Examples in nexus/examples/quantum_espresso/ (directories 03-08) demonstrate the new features:
- 03_machine: Machine-specific execution and dependencies
- 04_loop: Loop-enabled simulations with iteration control
- 05_conditionals: Conditional execution utilities
- 06_branching: Branching workflows with
create_branch() - 07_merging: Merging strategies for parallel branches
- 08_error_handlers: Error handling with automatic retry and input modification
Note: The examples are designed for demonstration purposes. Error handlers may not be necessary for these simple test cases, but they illustrate the error handling capabilities available for more complex workflows.

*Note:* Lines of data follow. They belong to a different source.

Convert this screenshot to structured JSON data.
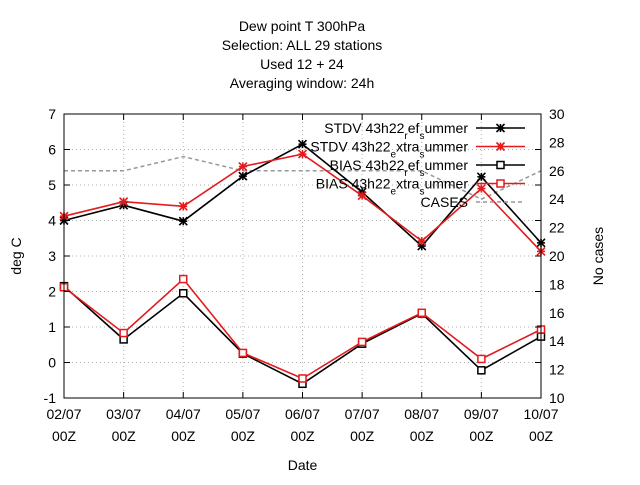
{
  "chart_data": {
    "type": "line",
    "title_lines": [
      "Dew point T 300hPa",
      "Selection: ALL      29 stations",
      "Used  12  + 24",
      "Averaging window: 24h"
    ],
    "xlabel": "Date",
    "ylabel": "deg C",
    "y2label": "No cases",
    "categories": [
      [
        "02/07",
        "00Z"
      ],
      [
        "03/07",
        "00Z"
      ],
      [
        "04/07",
        "00Z"
      ],
      [
        "05/07",
        "00Z"
      ],
      [
        "06/07",
        "00Z"
      ],
      [
        "07/07",
        "00Z"
      ],
      [
        "08/07",
        "00Z"
      ],
      [
        "09/07",
        "00Z"
      ],
      [
        "10/07",
        "00Z"
      ]
    ],
    "ylim": [
      -1,
      7
    ],
    "yticks": [
      -1,
      0,
      1,
      2,
      3,
      4,
      5,
      6,
      7
    ],
    "y2lim": [
      10,
      30
    ],
    "y2ticks": [
      10,
      12,
      14,
      16,
      18,
      20,
      22,
      24,
      26,
      28,
      30
    ],
    "grid": true,
    "legend_position": "top-right",
    "series": [
      {
        "name": "STDV 43h22_ref_summer",
        "legend_parts": [
          [
            "STDV 43h22",
            ""
          ],
          [
            "r",
            "sub"
          ],
          [
            "ef",
            ""
          ],
          [
            "s",
            "sub"
          ],
          [
            "ummer",
            ""
          ]
        ],
        "axis": "y",
        "color": "#000000",
        "marker": "star",
        "values": [
          4.0,
          4.43,
          3.98,
          5.25,
          6.15,
          4.8,
          3.28,
          5.23,
          3.37
        ]
      },
      {
        "name": "STDV 43h22_extra_summer",
        "legend_parts": [
          [
            "STDV 43h22",
            ""
          ],
          [
            "e",
            "sub"
          ],
          [
            "xtra",
            ""
          ],
          [
            "s",
            "sub"
          ],
          [
            "ummer",
            ""
          ]
        ],
        "axis": "y",
        "color": "#e41a1c",
        "marker": "star",
        "values": [
          4.12,
          4.53,
          4.4,
          5.52,
          5.87,
          4.7,
          3.42,
          4.9,
          3.13
        ]
      },
      {
        "name": "BIAS 43h22_ref_summer",
        "legend_parts": [
          [
            "BIAS 43h22",
            ""
          ],
          [
            "r",
            "sub"
          ],
          [
            "ef",
            ""
          ],
          [
            "s",
            "sub"
          ],
          [
            "ummer",
            ""
          ]
        ],
        "axis": "y",
        "color": "#000000",
        "marker": "square",
        "values": [
          2.15,
          0.65,
          1.95,
          0.25,
          -0.6,
          0.53,
          1.38,
          -0.22,
          0.73
        ]
      },
      {
        "name": "BIAS 43h22_extra_summer",
        "legend_parts": [
          [
            "BIAS 43h22",
            ""
          ],
          [
            "e",
            "sub"
          ],
          [
            "xtra",
            ""
          ],
          [
            "s",
            "sub"
          ],
          [
            "ummer",
            ""
          ]
        ],
        "axis": "y",
        "color": "#e41a1c",
        "marker": "square",
        "values": [
          2.12,
          0.83,
          2.35,
          0.27,
          -0.45,
          0.58,
          1.4,
          0.1,
          0.93
        ]
      },
      {
        "name": "CASES",
        "legend_parts": [
          [
            "CASES",
            ""
          ]
        ],
        "axis": "y2",
        "color": "#999999",
        "marker": "none",
        "dashed": true,
        "values": [
          26,
          26,
          27,
          26,
          26,
          26,
          26,
          24,
          26
        ]
      }
    ]
  }
}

This PR is shared for collaboration and discussion to gather feedback on the implementation approach and identify potential improvements.
What type(s) of changes does this code introduce?
- New feature
- Documentation or build script changes
Does this introduce a breaking change?
- No
What systems has this change been tested on?

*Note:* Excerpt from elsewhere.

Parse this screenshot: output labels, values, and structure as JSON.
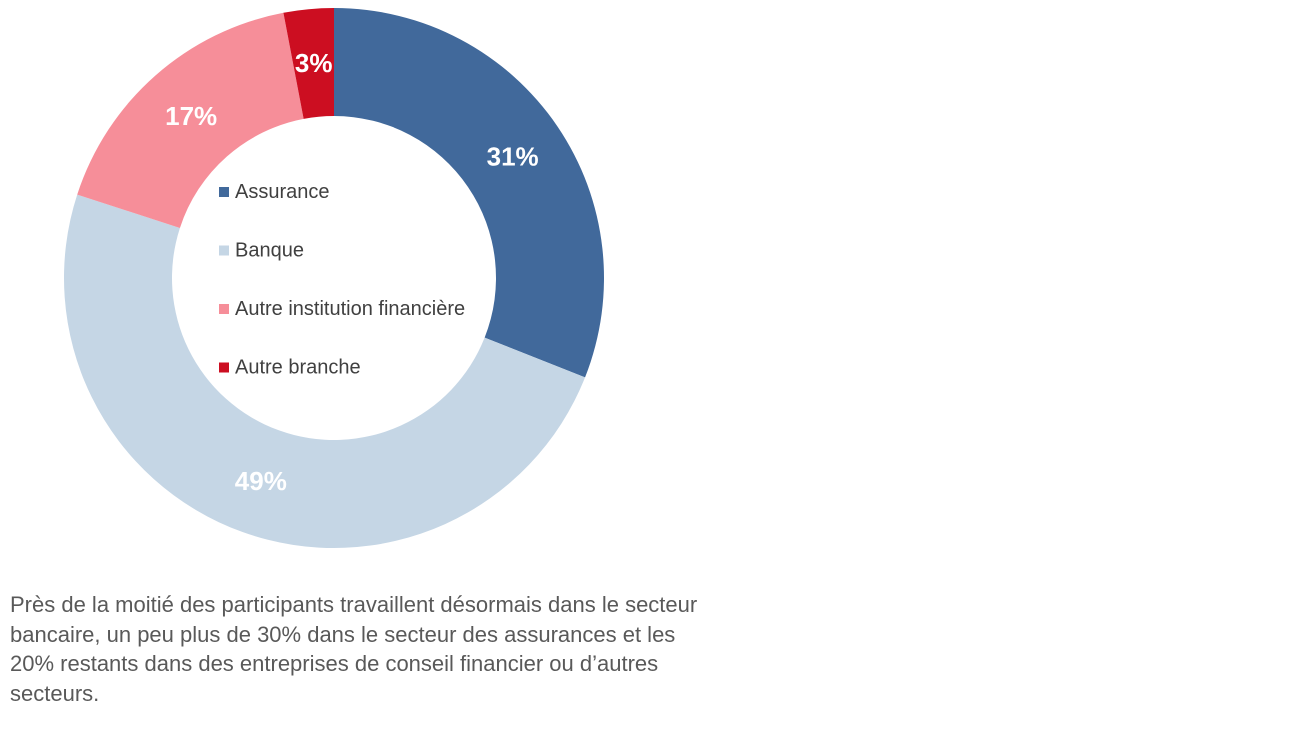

Local development environment
Checklist
- [x] I have read the pull request guidance and develop docs
- [x] This PR is up to date with the current state of 'develop'
- [x] Code added or changed in the PR has been clang-formatted
- [ ] This PR adds tests to cover any new code, or to catch a bug that is being fixed
- [ ] Documentation has been added (if appropriate)
Good to see! Q. Can these simply replace the current classes? We learned from QMCPACK C++ that having 2 or more of anything is a bad idea due to maintenance costs and challenges for contributors. e.g. Driver.cpp, DriverEnhanced.cpp, DriverEnhancedNew2.cpp etc.
@prckent they inherit from the current classes so should be easy to replace them. However, I thought it is better to use the current kind of implementation so that testing would be easier for now without breaking anything.
Examples I provided work with —status-only and —generate-only options. I am open to ideas for trying a bunch of new test cases where we can better see how the error recovery will work.
Very interesting Kayahan. I will have to look this over closely. I had considered this type of functionality a long time ago but never had time to pursue it. Moving from DAG to DG would be a big step forward.